Zu dieser Ausgabe

Gefragt, wie sie beim Autofahren vom zweiten in den dritten Gang schalten, antworten die meisten Menschen fälschlicherweise mit "Kupplung drücken". Bekanntlich müssen sie aber zuerst den Fuß vom Gaspedal nehmen. Dies ist jedoch nur eines von unzähligen alltäglichen Beispielen dafür, wie hochgradig automatisiert unser prozedurales Gedächtnis funktioniert - und wie unbewusst neuronale Vorgänge ablaufen, die unser Leben in jedem Moment maßgeblich steuern und bestimmen.

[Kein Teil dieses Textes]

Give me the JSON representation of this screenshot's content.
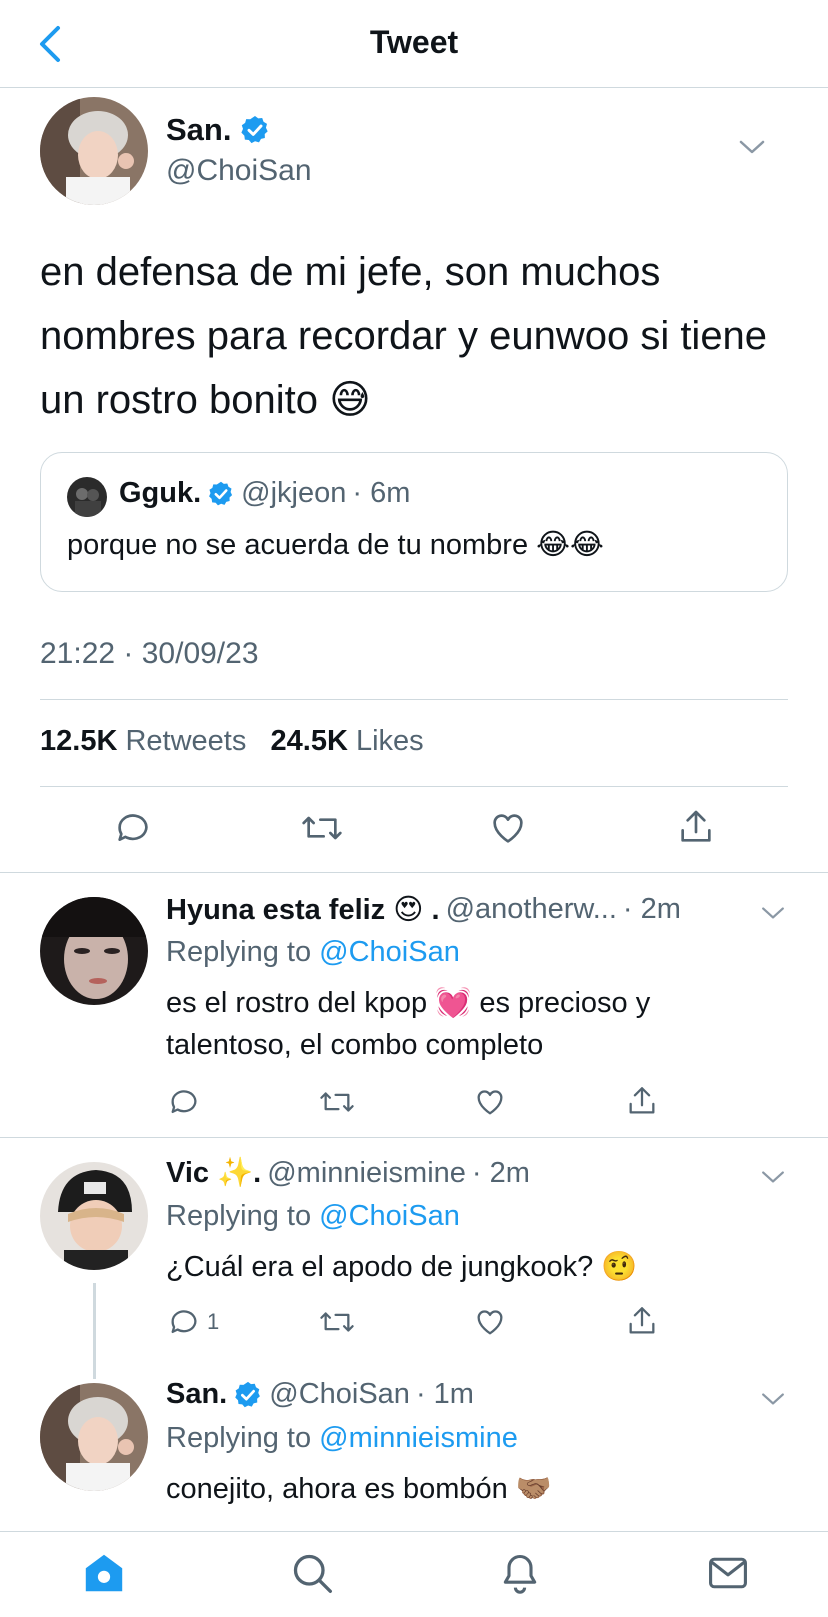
{
  "header": {
    "title": "Tweet"
  },
  "main_tweet": {
    "author_name": "San.",
    "author_handle": "@ChoiSan",
    "text": "en defensa de mi jefe, son muchos nombres para recordar y eunwoo si tiene un rostro bonito 😅",
    "timestamp": "21:22 · 30/09/23",
    "retweets_count": "12.5K",
    "retweets_label": "Retweets",
    "likes_count": "24.5K",
    "likes_label": "Likes"
  },
  "quoted_tweet": {
    "author_name": "Gguk.",
    "author_handle": "@jkjeon",
    "time": "· 6m",
    "text": "porque no se acuerda de tu nombre 😂😂"
  },
  "replies": [
    {
      "author_name": "Hyuna esta feliz 😍 .",
      "author_handle": "@anotherw...",
      "time": "· 2m",
      "replying_prefix": "Replying to",
      "replying_to": "@ChoiSan",
      "text": "es el rostro del kpop 💓 es precioso y talentoso, el combo completo",
      "reply_count": ""
    },
    {
      "author_name": "Vic ✨.",
      "author_handle": "@minnieismine",
      "time": "· 2m",
      "replying_prefix": "Replying to",
      "replying_to": "@ChoiSan",
      "text": "¿Cuál era el apodo de jungkook? 🤨",
      "reply_count": "1"
    },
    {
      "author_name": "San.",
      "author_handle": "@ChoiSan",
      "time": "· 1m",
      "replying_prefix": "Replying to",
      "replying_to": "@minnieismine",
      "text": "conejito, ahora es bombón 🤝🏽",
      "reply_count": ""
    }
  ],
  "colors": {
    "accent": "#1d9bf0",
    "text": "#0f1419",
    "muted": "#536471",
    "border": "#cfd9de"
  },
  "icons": {
    "back": "chevron-left-icon",
    "verified": "verified-badge-icon",
    "more": "chevron-down-icon",
    "reply": "reply-icon",
    "retweet": "retweet-icon",
    "like": "heart-icon",
    "share": "share-icon",
    "home": "home-icon",
    "search": "search-icon",
    "notifications": "bell-icon",
    "messages": "mail-icon"
  }
}
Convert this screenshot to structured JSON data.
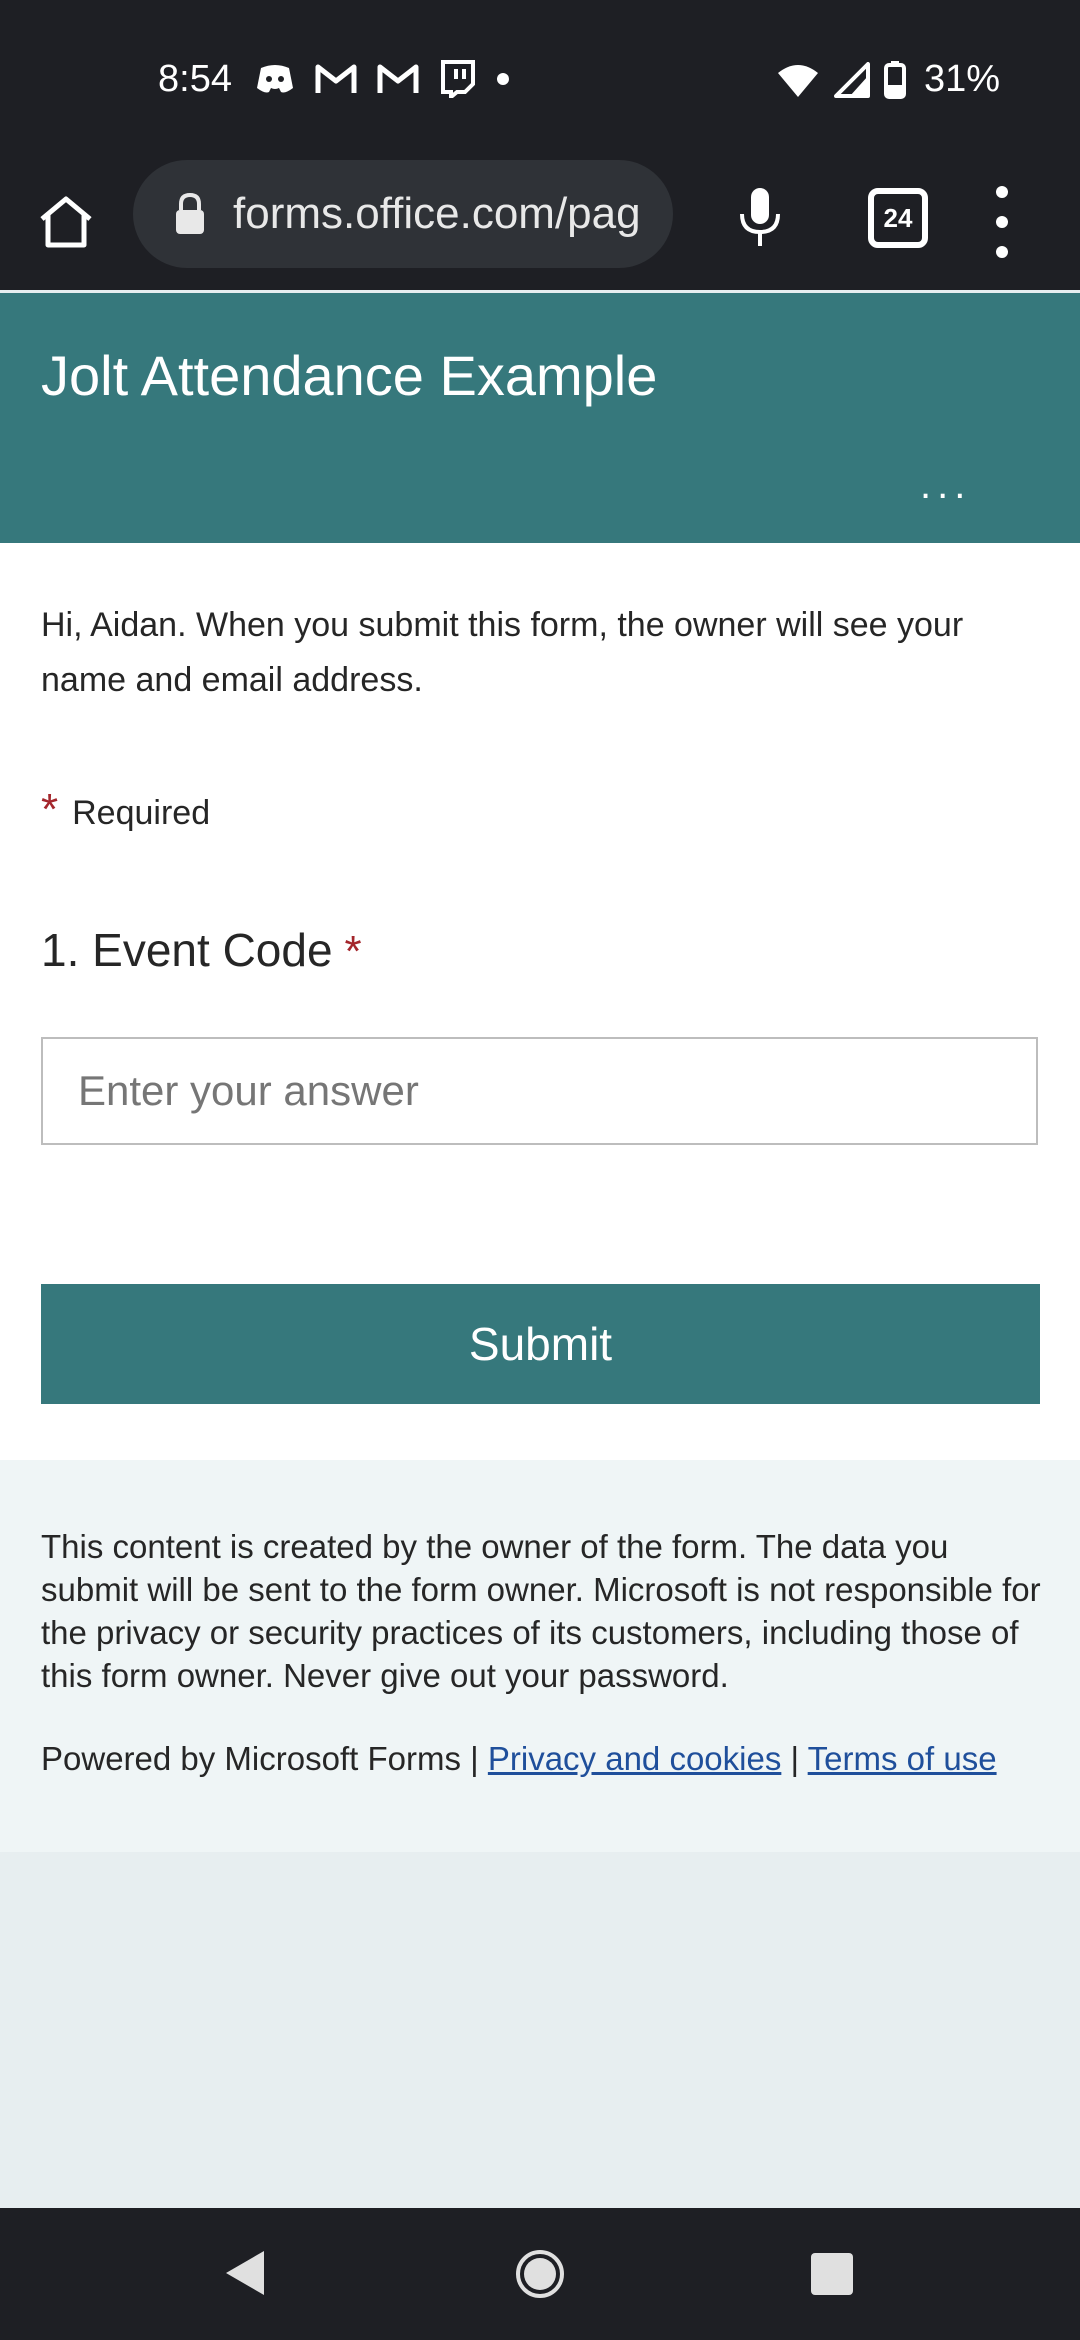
{
  "status_bar": {
    "time": "8:54",
    "battery_percent": "31%",
    "notification_icons": [
      "discord-icon",
      "gmail-icon",
      "gmail-icon",
      "twitch-icon",
      "dot-icon"
    ],
    "system_icons": [
      "wifi-icon",
      "signal-icon",
      "battery-icon"
    ]
  },
  "browser": {
    "url": "forms.office.com/pag",
    "tab_count": "24"
  },
  "form": {
    "title": "Jolt Attendance Example",
    "more_label": "...",
    "intro": "Hi, Aidan. When you submit this form, the owner will see your name and email address.",
    "required_star": "*",
    "required_label": "Required",
    "question": {
      "number": "1.",
      "label": "Event Code",
      "star": "*",
      "placeholder": "Enter your answer"
    },
    "submit_label": "Submit"
  },
  "footer": {
    "disclaimer": "This content is created by the owner of the form. The data you submit will be sent to the form owner. Microsoft is not responsible for the privacy or security practices of its customers, including those of this form owner. Never give out your password.",
    "powered_by": "Powered by Microsoft Forms |",
    "privacy_link": "Privacy and cookies",
    "separator": "|",
    "terms_link": "Terms of use"
  },
  "colors": {
    "header_bg": "#36787c",
    "submit_bg": "#36787c",
    "required_star": "#a4262c",
    "link": "#1f4f9b",
    "chrome_bg": "#1e1f24"
  }
}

Die Hirnforschung hat in der Erforschung solcher Mechanismen große Fortschritte gemacht und sich auch aus interdisziplinärer Perspektive zur tonangebenden Wissenschaft unserer Tage aufgeschwungen. Skeptiker mögen sich fragen, was das alles mit Kunst, Philosophie und Literatur zu tun haben soll. Tatsächlich sind aber viele der Erkenntnisse, die die Neurobiologie präzisiert und immer weiter ausdifferenziert hat, in der Literatur längst vorweggenommen und sogar sehr genau beschrieben worden. Wenn etwa Marcel Proust in seiner "Suche nach der verlorenen Zeit" (1913-1927) schildert, wie der Geschmack von in Lindenblütentee getauchten "Petit Madelaines" eine ganze Kaskade unverhoffter Erinnerungen heraufbeschwören kann, so hat er damit wie 'nebenbei' typische, auf dem Geruchssinn basierende Gedächtnisformen im limbischen System unseres Gehirns erfasst, die bewusste Bearbeitungsschleifen umgehen und aus der subjektiven Sicht des Empfindenden tatsächlich wie eine "mémoire involontaire" (Proust) funktionieren.

Ob nun geisteswissenschaftliche Betrachtungen wirklich dadurch gewinnen, dass sie solche interdisziplinären Brücken zur Hirnphysiologie schlagen, hängt nicht zuletzt von den Parametern ab, die sie sich selbst setzen. Im Rahmen eines "Emotional Turns" oder auch eines "Iconic Turns" etwa könnten solche Kooperationen mit der Naturwissenschaft sicherlich sinnvoll, ja dürften mittlerweile vielleicht sogar unumgänglich geworden sein.

Doch wie sehen aktuelle fachliche Kontroversen zum Thema überhaupt aus? Als kleinen Vorgeschmack auf den Deutschen Germanistentag 2007, der im September in Marburg stattfindet; präsentiert die vorliegende Ausgabe von literaturkritik.de schon einmal einen Themenschwerpunkt zum Thema "Natur und Kultur", um Einblicke in ein fürwahr weitläufiges Untersuchungsgebiet zu geben.